Thu Jun 26 04:09:24 PDT 2014

Hello Kay,

On 06/25/2014 07:20 PM, Kay Sievers wrote:
> On Wed, Jun 25, 2014 at 11:13 AM, AKASHI Takahiro
> <takahiro.akashi at linaro.org> wrote:
>> This function copies the reply message directly into receiver's buffer
>> (pool slice). Looking into the implementation closely, however, there are
>> multiple occurrences of copy operations, kdbus_pool_slice_copy(), which
>> then executes costly prolog/epilog functions, say set_fs() and
>> write_begin/write_end(), on each entry/exit.
>>
>> This patch uses a temporary buffer on the stack to compose a message and
>> replace a costly function, kdbus_pool_slice_copy(), to memcpy() wherever
>> possible, although I have to further confirm that this change is actually
>> safe.
>
>> +#if KDBUS_HACK1
>> +       tmp = kmalloc(vec_data, GFP_KERNEL);
>
> You meant a malloced temporary buffer, not one allocated on the stack, right?

Oops.
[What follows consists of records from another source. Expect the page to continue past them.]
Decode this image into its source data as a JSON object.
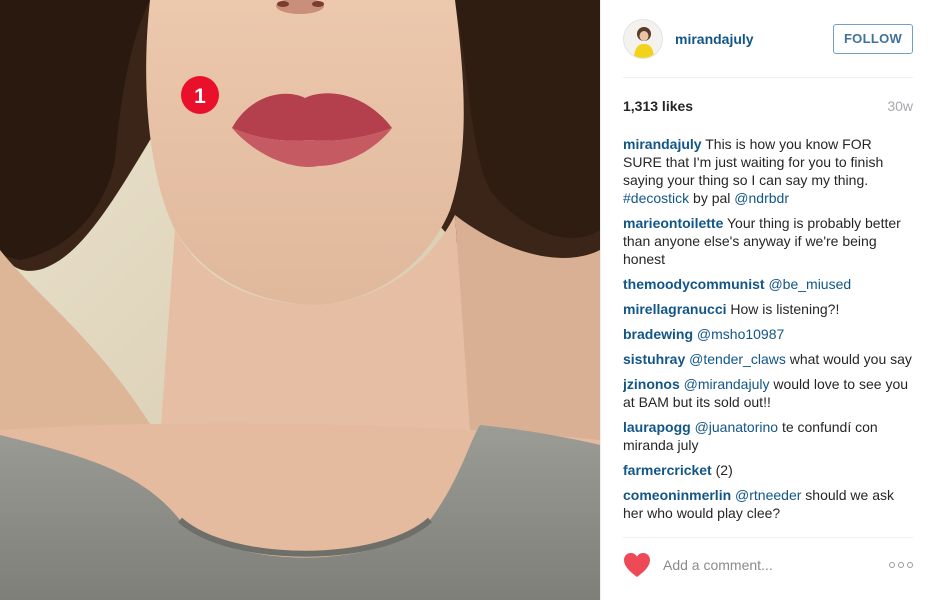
{
  "post": {
    "username": "mirandajuly",
    "follow_label": "FOLLOW",
    "likes": "1,313 likes",
    "age": "30w",
    "sticker_number": "1",
    "add_comment_placeholder": "Add a comment...",
    "caption": {
      "user": "mirandajuly",
      "text": " This is how you know FOR SURE that I'm just waiting for you to finish saying your thing so I can say my thing. ",
      "hashtag": "#decostick",
      "text2": " by pal ",
      "mention": "@ndrbdr"
    }
  },
  "comments": [
    {
      "user": "marieontoilette",
      "mention": "",
      "text": " Your thing is probably better than anyone else's anyway if we're being honest"
    },
    {
      "user": "themoodycommunist",
      "mention": "@be_miused",
      "text": ""
    },
    {
      "user": "mirellagranucci",
      "mention": "",
      "text": " How is listening?!"
    },
    {
      "user": "bradewing",
      "mention": "@msho10987",
      "text": ""
    },
    {
      "user": "sistuhray",
      "mention": "@tender_claws",
      "text": " what would you say"
    },
    {
      "user": "jzinonos",
      "mention": "@mirandajuly",
      "text": " would love to see you at BAM but its sold out!!"
    },
    {
      "user": "laurapogg",
      "mention": "@juanatorino",
      "text": " te confundí con miranda july"
    },
    {
      "user": "farmercricket",
      "mention": "",
      "text": " (2)"
    },
    {
      "user": "comeoninmerlin",
      "mention": "@rtneeder",
      "text": " should we ask her who would play clee?"
    }
  ],
  "colors": {
    "link_blue": "#125688",
    "follow_border": "#70a0c8",
    "heart_red": "#ed4956",
    "sticker_red": "#e8102b"
  },
  "icons": {
    "like": "heart-icon",
    "more": "more-options-icon"
  }
}
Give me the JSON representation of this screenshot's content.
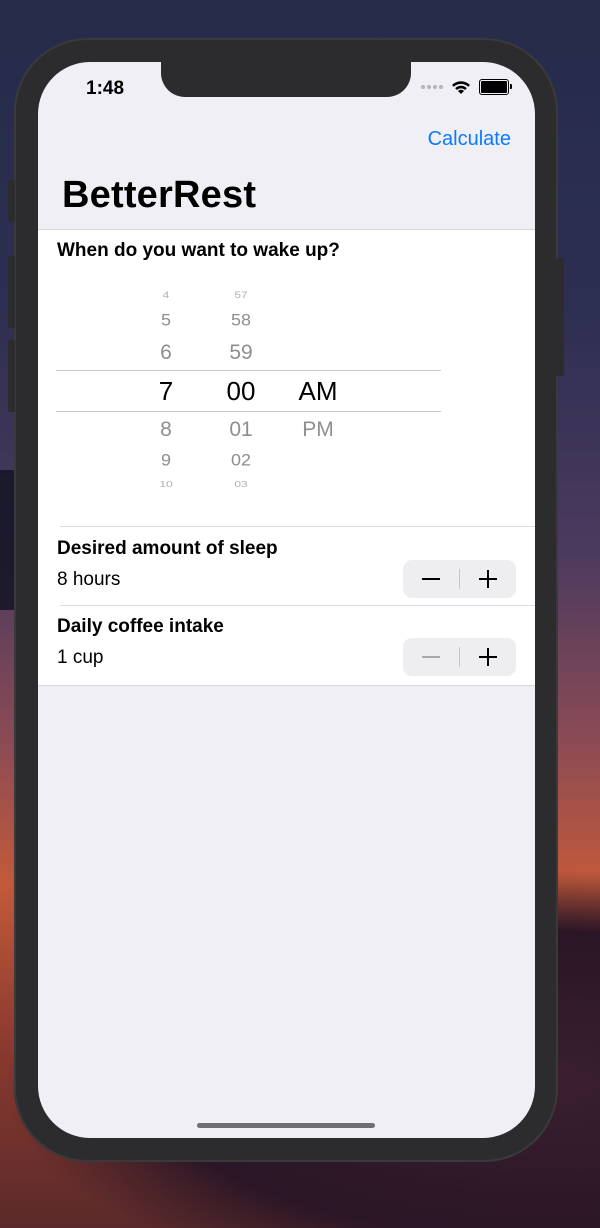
{
  "status_bar": {
    "time": "1:48"
  },
  "nav": {
    "action_label": "Calculate",
    "title": "BetterRest"
  },
  "wake": {
    "label": "When do you want to wake up?",
    "hours": [
      "4",
      "5",
      "6",
      "7",
      "8",
      "9",
      "10"
    ],
    "minutes": [
      "57",
      "58",
      "59",
      "00",
      "01",
      "02",
      "03"
    ],
    "periods": [
      "AM",
      "PM"
    ],
    "selected": {
      "hour": "7",
      "minute": "00",
      "period": "AM"
    }
  },
  "sleep": {
    "label": "Desired amount of sleep",
    "value": "8 hours"
  },
  "coffee": {
    "label": "Daily coffee intake",
    "value": "1 cup"
  },
  "colors": {
    "accent": "#0a7aff",
    "background": "#f0eff5"
  },
  "icons": {
    "minus": "minus-icon",
    "plus": "plus-icon",
    "wifi": "wifi-icon",
    "battery": "battery-icon"
  }
}
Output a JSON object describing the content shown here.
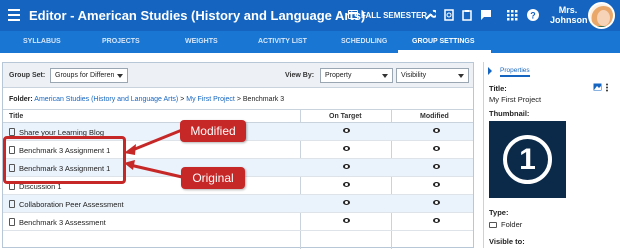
{
  "app": {
    "title": "Editor - American Studies (History and Language Arts)",
    "semester": "FALL SEMESTER",
    "user_name": "Mrs. Johnson"
  },
  "nav": {
    "tabs": [
      "SYLLABUS",
      "PROJECTS",
      "WEIGHTS",
      "ACTIVITY LIST",
      "SCHEDULING",
      "GROUP SETTINGS"
    ],
    "active": "GROUP SETTINGS"
  },
  "filters": {
    "group_set_label": "Group Set:",
    "group_set_value": "Groups for Differen",
    "view_by_label": "View By:",
    "view_by_value": "Property",
    "visibility_value": "Visibility"
  },
  "folder": {
    "label": "Folder:",
    "course_link": "American Studies (History and Language Arts)",
    "sep1": ">",
    "project_link": "My First Project",
    "sep2": ">",
    "current": "Benchmark 3"
  },
  "table": {
    "headers": {
      "title": "Title",
      "on_target": "On Target",
      "modified": "Modified"
    },
    "rows": [
      {
        "name": "Share your Learning Blog"
      },
      {
        "name": "Benchmark 3 Assignment 1"
      },
      {
        "name": "Benchmark 3 Assignment 1"
      },
      {
        "name": "Discussion 1"
      },
      {
        "name": "Collaboration Peer Assessment"
      },
      {
        "name": "Benchmark 3 Assessment"
      }
    ]
  },
  "annotations": {
    "modified": "Modified",
    "original": "Original"
  },
  "properties": {
    "tab": "Properties",
    "title_label": "Title:",
    "title_value": "My First Project",
    "thumbnail_label": "Thumbnail:",
    "thumbnail_number": "1",
    "type_label": "Type:",
    "type_value": "Folder",
    "visible_label": "Visible to:"
  },
  "colors": {
    "header_blue": "#1565c0",
    "nav_blue": "#1976d2",
    "annotation_red": "#c62828",
    "row_alt": "#eaf2fb",
    "thumb_bg": "#0b2a4a"
  }
}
Shame on me!

> We need to handle larger vectors than kmalloc can handle, that's why
> we copy directly to the receiver, and to avoid 2 copies.
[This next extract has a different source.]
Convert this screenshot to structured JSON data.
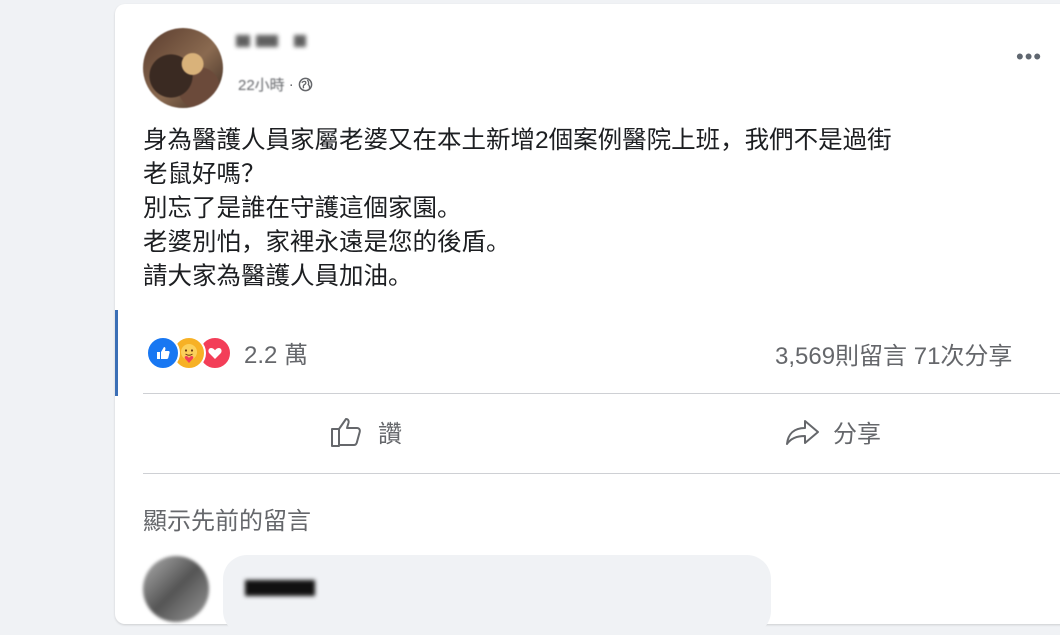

Right. That is, what you say, "bound to RAM," isn't it?
But my point here is that we have some possibility of optimizing the performance
in some specific cases, ie. short messages, by eliminating repeated kdbus_pool_slice_copy()'s.

I guess that, including systemd?, most app will be expected to transfer large data through
shmem, not via message payload, and only small "control" messages are passed on.

> Did you find out what exactly in the call chain of our "open-coded
> write" shows up as expensive here?

No. The results mentioned in my study are all what I have now, but
I think that we can still see small improvement here though.

Thanks,
-Takahiro AKASHI

> Kay
>